I adapted this recipe from Food & Wine. I initially had my doubts about how this would come out, but couldn’t have been more pleased. I used chicken leftovers, mainly breast meat, and diced it, adding it towards the end of the cooking. This is just a perfect autumn dish, low in fat and so very tasty and satisfying. A real comfort dish. Enjoy!
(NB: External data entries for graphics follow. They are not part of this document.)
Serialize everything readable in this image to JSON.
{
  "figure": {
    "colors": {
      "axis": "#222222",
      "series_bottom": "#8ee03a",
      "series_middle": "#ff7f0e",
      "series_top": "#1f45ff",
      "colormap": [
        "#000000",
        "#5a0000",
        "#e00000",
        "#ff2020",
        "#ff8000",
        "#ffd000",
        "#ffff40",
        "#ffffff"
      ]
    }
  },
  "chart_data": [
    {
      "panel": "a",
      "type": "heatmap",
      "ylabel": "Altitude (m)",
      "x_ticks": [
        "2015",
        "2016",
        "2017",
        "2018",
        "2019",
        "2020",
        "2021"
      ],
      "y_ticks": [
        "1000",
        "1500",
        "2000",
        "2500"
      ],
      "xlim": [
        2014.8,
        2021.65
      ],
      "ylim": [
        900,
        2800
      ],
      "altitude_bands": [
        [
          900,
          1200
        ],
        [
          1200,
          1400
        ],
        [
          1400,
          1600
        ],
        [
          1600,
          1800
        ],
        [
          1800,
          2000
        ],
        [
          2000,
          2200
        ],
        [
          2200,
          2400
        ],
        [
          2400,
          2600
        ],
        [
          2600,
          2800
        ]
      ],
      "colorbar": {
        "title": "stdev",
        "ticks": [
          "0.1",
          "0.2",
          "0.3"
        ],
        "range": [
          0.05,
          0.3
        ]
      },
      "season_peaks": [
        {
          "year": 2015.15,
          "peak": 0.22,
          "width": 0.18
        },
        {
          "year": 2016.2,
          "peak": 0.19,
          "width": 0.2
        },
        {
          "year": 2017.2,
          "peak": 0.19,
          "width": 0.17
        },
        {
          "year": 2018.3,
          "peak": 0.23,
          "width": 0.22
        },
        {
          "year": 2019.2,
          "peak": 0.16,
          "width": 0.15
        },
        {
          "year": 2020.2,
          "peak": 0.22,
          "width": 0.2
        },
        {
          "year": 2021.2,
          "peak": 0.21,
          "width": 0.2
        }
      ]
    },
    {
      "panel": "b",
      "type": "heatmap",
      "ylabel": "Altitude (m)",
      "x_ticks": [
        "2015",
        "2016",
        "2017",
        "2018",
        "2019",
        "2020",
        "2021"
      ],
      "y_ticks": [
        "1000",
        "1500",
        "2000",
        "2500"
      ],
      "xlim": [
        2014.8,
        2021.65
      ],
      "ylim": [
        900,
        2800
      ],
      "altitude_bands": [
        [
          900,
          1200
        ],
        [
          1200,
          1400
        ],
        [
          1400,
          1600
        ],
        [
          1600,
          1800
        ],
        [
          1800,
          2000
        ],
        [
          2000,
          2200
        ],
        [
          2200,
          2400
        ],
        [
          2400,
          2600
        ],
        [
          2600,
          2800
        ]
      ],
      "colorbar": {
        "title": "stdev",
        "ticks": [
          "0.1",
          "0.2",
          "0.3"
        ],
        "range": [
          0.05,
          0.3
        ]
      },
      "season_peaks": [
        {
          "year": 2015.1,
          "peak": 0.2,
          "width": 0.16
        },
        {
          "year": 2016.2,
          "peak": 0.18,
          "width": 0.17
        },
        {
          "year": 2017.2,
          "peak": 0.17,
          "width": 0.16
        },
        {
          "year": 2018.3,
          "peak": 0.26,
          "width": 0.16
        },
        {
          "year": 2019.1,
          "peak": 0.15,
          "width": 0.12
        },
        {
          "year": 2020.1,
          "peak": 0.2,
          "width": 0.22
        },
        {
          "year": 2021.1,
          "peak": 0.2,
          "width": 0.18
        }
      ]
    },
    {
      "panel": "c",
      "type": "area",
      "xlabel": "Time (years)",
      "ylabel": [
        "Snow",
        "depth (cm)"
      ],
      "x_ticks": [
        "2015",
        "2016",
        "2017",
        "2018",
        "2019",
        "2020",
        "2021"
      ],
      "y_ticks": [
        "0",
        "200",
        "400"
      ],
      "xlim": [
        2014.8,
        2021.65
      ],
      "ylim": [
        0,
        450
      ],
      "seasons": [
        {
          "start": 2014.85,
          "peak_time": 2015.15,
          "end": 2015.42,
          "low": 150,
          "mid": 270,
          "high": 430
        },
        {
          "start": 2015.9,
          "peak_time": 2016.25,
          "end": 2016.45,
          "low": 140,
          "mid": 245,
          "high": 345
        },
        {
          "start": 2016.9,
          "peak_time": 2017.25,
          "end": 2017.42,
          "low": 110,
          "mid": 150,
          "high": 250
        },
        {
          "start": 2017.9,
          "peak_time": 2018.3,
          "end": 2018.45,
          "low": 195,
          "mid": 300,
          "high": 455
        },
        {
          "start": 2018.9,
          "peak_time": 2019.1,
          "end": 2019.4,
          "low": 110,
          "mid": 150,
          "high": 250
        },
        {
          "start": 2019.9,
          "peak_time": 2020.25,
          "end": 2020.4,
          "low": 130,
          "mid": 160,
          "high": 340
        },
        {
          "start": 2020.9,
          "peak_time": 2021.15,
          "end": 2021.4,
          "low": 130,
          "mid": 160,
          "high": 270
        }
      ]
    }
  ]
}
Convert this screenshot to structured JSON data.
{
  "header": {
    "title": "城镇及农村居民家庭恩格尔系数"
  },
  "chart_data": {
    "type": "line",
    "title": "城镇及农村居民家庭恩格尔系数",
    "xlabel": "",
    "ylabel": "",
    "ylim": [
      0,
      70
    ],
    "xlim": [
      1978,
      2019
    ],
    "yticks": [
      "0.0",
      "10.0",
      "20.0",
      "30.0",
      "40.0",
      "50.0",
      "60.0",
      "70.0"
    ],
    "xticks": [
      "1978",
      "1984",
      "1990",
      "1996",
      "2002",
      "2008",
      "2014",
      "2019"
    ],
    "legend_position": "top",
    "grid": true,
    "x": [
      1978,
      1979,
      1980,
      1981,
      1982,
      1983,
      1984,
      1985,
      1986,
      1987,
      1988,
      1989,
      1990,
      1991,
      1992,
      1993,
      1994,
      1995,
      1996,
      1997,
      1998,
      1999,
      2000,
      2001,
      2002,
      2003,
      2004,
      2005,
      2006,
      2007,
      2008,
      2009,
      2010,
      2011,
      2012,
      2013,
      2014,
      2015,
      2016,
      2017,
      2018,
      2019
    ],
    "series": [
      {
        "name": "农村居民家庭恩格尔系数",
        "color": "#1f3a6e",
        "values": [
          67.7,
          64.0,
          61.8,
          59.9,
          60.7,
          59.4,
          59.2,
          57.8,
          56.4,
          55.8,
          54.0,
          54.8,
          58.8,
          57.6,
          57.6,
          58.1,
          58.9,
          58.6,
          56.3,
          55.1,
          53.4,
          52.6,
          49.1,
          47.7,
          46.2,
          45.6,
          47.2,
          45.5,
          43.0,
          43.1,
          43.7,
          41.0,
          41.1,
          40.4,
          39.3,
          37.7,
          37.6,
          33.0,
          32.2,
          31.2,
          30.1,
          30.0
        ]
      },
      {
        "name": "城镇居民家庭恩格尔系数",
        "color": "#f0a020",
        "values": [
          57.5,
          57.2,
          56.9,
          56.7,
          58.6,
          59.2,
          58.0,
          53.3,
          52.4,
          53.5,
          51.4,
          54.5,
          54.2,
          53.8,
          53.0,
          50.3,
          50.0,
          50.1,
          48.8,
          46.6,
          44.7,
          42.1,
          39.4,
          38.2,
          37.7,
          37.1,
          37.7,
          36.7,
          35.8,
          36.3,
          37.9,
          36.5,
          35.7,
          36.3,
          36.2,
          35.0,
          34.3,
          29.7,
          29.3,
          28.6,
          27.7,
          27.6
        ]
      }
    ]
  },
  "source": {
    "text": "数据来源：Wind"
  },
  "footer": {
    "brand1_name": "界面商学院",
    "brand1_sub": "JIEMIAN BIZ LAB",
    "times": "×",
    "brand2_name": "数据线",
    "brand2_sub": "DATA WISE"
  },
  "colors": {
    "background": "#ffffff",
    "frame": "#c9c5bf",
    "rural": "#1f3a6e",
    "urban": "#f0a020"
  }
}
Chicken stew with cider and parsnips
2 tablespoons canola oil
1 tablespoon flour
1 cup apple cider
1 1/2 cups chicken broth (homemade or canned)
1 onion, thinly sliced
1 pound parsnips, peeled and cut into 1″ pieces
3 carrots, peeled and cut into 1″ pieces
1/2 teaspoon thyme
1/2 teaspoon salt
freshly ground pepper to taste
1 – 2 cups diced cooked chicken
Heat the oil in a large skillet over medium-high heat, and stir in the flour. Whisk in the cider and the broth, and bring to a simmer, stirring occasionally. Add the onion, parsnips, carrots, thyme, salt, and pepper. Simmer, partially covered, for 15 minutes.
Add the diced chicken, bring the stew back to a simmer, and cover and simmer for 10 minutes more. Serve over freshly prepared noodles. Makes 4 servings.